[IMF] Redistribution, Inequality, and Growth

"Economists are increasingly focusing on the links between rising inequality and the fragility of growth. Narratives include the relationship between inequality, leverage and the financial cycle, which sowed the seeds for crisis; and the role of political-economy factors (especially the influence of the rich) in allowing financial excess to balloon ahead of the crisis. In earlier work, we documented a multi-decade cross-country relationship between inequality and the fragility of economic growth. Our work built on the tentative consensus in the literature that inequality can undermine progress in health and education, cause investment-reducing political and economic instability, and undercut the social consensus required to adjust in the face of shocks, and thus that it tends to reduce the pace and durability of growth."

"Our main findings are:
First, more unequal societies tend to redistribute more. It is thus important in understanding the growth-inequality relationship to distinguish between market and net inequality.

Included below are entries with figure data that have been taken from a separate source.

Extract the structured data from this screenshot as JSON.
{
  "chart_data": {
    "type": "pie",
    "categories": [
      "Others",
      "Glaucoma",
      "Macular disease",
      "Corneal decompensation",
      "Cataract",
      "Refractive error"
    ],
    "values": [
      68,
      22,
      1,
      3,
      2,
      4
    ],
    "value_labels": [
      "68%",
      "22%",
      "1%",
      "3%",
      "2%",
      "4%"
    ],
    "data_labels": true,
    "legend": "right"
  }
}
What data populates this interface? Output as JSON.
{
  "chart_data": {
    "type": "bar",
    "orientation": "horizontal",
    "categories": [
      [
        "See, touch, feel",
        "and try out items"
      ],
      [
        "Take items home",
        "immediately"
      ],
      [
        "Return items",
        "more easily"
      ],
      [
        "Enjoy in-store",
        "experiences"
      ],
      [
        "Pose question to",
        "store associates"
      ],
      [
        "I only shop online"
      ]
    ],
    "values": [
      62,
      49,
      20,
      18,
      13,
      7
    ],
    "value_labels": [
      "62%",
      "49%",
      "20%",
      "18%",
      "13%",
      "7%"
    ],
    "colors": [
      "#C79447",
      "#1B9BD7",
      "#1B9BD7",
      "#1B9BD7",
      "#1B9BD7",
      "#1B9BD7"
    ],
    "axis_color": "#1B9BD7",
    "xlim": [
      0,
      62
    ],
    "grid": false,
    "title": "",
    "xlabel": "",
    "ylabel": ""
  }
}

Second, lower net inequality is robustly correlated with faster and more durable growth, for a given level of redistribution. These results are highly supportive of our earlier work.
And third, redistribution appears generally benign in terms of its impact on growth; only in extreme cases is there some evidence that it may have direct negative effects on growth. Thus the combined direct and indirect effects of redistribution—including the growth effects of the resulting lower inequality—are on average pro-growth."